Proteomic profiling of salt‐induced changes in protein expression in PPARα null mice

PPARs are ligand‐activated nuclear transcription factors that regulate βoxidation of fatty acids in various tissues including the kidney. PPARα is a putative target in the regulation of cardiovascular function. We have previously demonstrated that PPARα regulates renal Na + transport and contributes to salt‐sensitive hypertension. However, the proteins involved in PPARα‐mediation of salt handling and their differential expression are unknown.

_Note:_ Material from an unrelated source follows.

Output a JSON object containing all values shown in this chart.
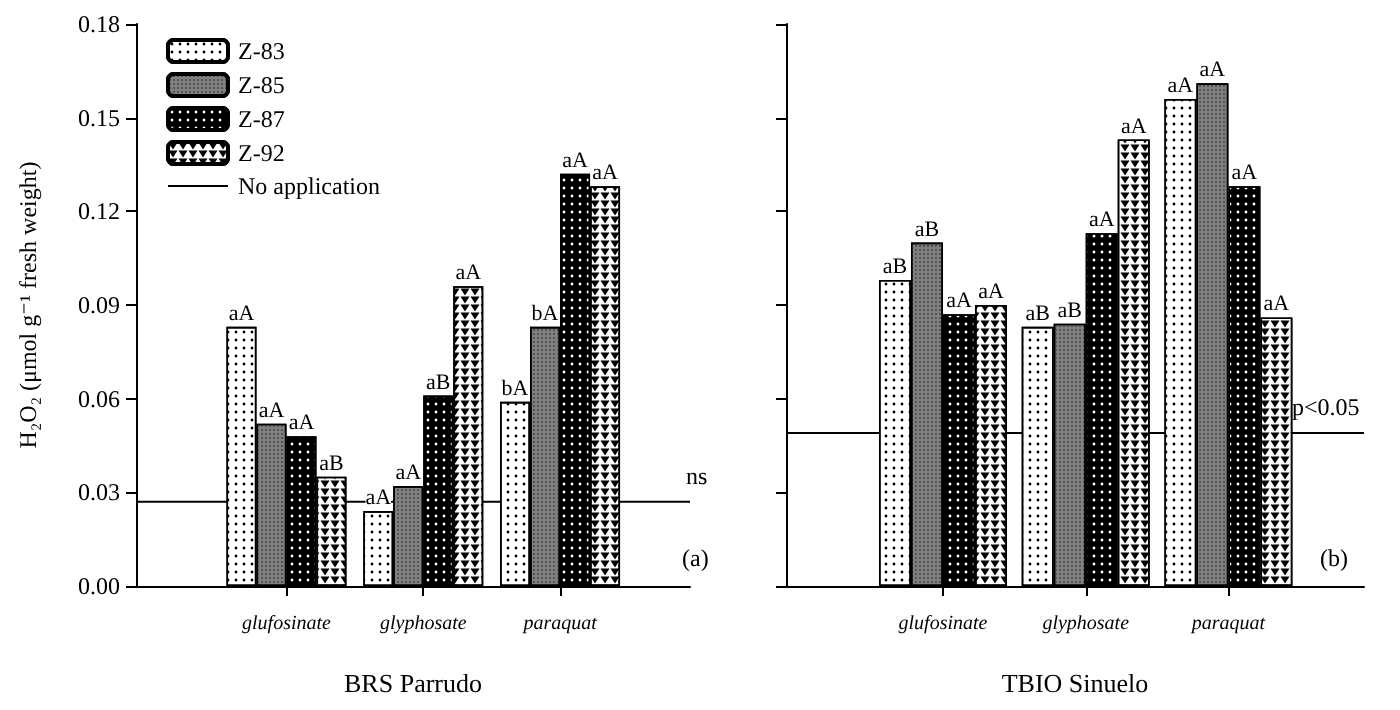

In this study, we used the 2D‐DIGE – LC‐MS/MS technology to profile and identify proteins that are differentially expressed in tissues from PPARα KO and WT mice as a function of normal (0.3% NaCl, NS) and high (8% NaCl, HS) salt diets. Initial biological variation analysis using DeCyder software (v. 6.0) revealed the presence of 20 proteins that are upregulated and 9 proteins that are downregulated in the kidney (K), aorta (A), and heart (H) tissues from PPARα KO and WT mice. A multimodality comparison of the 29 differentially expressed proteins showing ≥1.5‐fold change, ≥20% appearance at p≤0.05 in K, A, and H revealed 11 proteins (WT; NS vs HS), 9 proteins (NS; WT vs KO), 3 proteins (HS; WT vs KO), and 6 proteins (KO; NS vs HS). Some of the proteins identified by LC‐MS/MS are involved in fatty acid oxidation (FAO). These results demonstrate that: salt elicits a differential protein expression in PPARα KO and WT mice and the differentially expressed proteins involved in regulation of FAO pathway contribute to regulation of renal function and blood pressure.